Of course eventually, as always happens with addiction, there began to be consequences. But because the Under Toad was now running the show, I kept drinking, in spite of the downward spiral in which I now found myself. And with the consequences came self-loathing, because I knew at this point I needed to quit or cut down, and I couldn't. I made and broke promises to myself, again and again. That's the thing with addiction: once you realize that you have a problem, it's too late to solve on your own. The monster is stronger than all your promises and best intentions.
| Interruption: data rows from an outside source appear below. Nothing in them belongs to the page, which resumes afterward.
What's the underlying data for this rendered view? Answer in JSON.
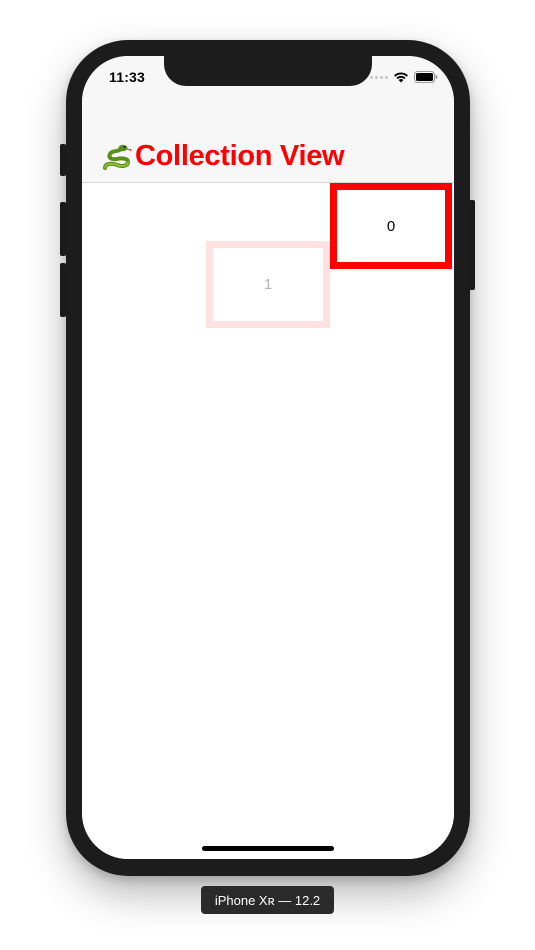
{
  "status_bar": {
    "time": "11:33",
    "icons": [
      "cellular-signal-icon",
      "wifi-icon",
      "battery-icon"
    ]
  },
  "nav": {
    "title_emoji_icon": "snake-icon",
    "title": "Collection View",
    "title_color": "#ff0000"
  },
  "collection": {
    "cells": [
      {
        "label": "0",
        "border_color": "#ff0000"
      },
      {
        "label": "1",
        "border_color": "#ffe1e1"
      }
    ]
  },
  "device": {
    "label": "iPhone Xʀ — 12.2"
  }
}
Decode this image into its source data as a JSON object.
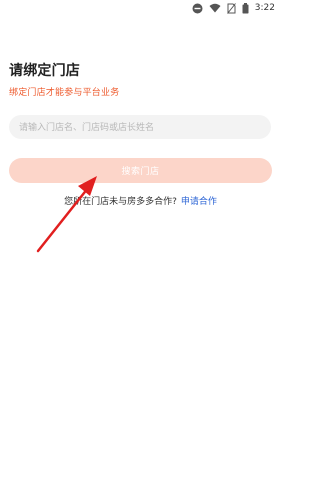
{
  "status_bar": {
    "time": "3:22",
    "icons": [
      "dnd-icon",
      "wifi-icon",
      "no-sim-icon",
      "battery-icon"
    ]
  },
  "page": {
    "title": "请绑定门店",
    "subtitle": "绑定门店才能参与平台业务"
  },
  "search": {
    "placeholder": "请输入门店名、门店码或店长姓名",
    "value": ""
  },
  "search_button": {
    "label": "搜索门店"
  },
  "cooperation": {
    "question": "您所在门店未与房多多合作?",
    "link_label": "申请合作"
  },
  "colors": {
    "accent": "#ee5b2e",
    "button_bg": "#fcd5c9",
    "link": "#2f67d6",
    "annotation_arrow": "#e11f1f"
  }
}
Finally, for some reason, I was blessed with a moment of clarity and the willingness to surrender and admit my complete and utter powerlessness over this thing. I am grateful for that moment, because for many addicts and alcoholics, it never comes. It's the paradox of recovery, but in powerlessness lies the way out. So I stopped fighting the Under Toad. I left it in the basement, closed the door, walked up the stairs and into the light.

Now it's more than a year later, and I don't go anywhere near the basement. I stay on the upper floors, close to the light, just to be safe. But here's the thing: it's still down there, lurking. It only wants one thing: to get drunk. It never sleeps, and it will never die. It's not stupid. It is clever and voracious and unimaginably patient. It knows it needs me to deliver the booze, so it whispers to me in the dark. It knows just what to say to me, because it knows me better than anyone.

"Come on, you weren't that bad," it says.

"Aren't you making too big a deal about this?"

"This sobriety thing is just a phase, like all your other phases. You'll be back."

"You're a drinker, that's just who you are."

"You used to be fun. You're not fun anymore."

"No man is going to want somebody who doesn't drink."

I'm getting better at ignoring the whispers, and some days I barely hear them at all. After all, I'm so far above it now.

But what if….what if someday I get curious? What if it gets quiet, and years go by without a peep? What if I become so convinced I'm solid in my sobriety and invincible in my recovery that I decide to venture downstairs just to see if it's still there. It's human nature to be curious.

I'll tiptoe down the stairs, put my ear against the door, and listen.

I'll put my hand on the knob, thinking I'll just take a quick peek.

What I won't realize is that the Under Toad will be right on the other side of the door, panting and slobbering in anticipation, barely able to contain its glee. Because the day it's been waiting for all those years has finally arrived: the day I finally let my guard down and open the basement door.

If that ever happens, I won't have a chance. The Under Toad will blast that fucker off the hinges, and take me down. Down into the dark and the mud.

That's what addiction is like for me.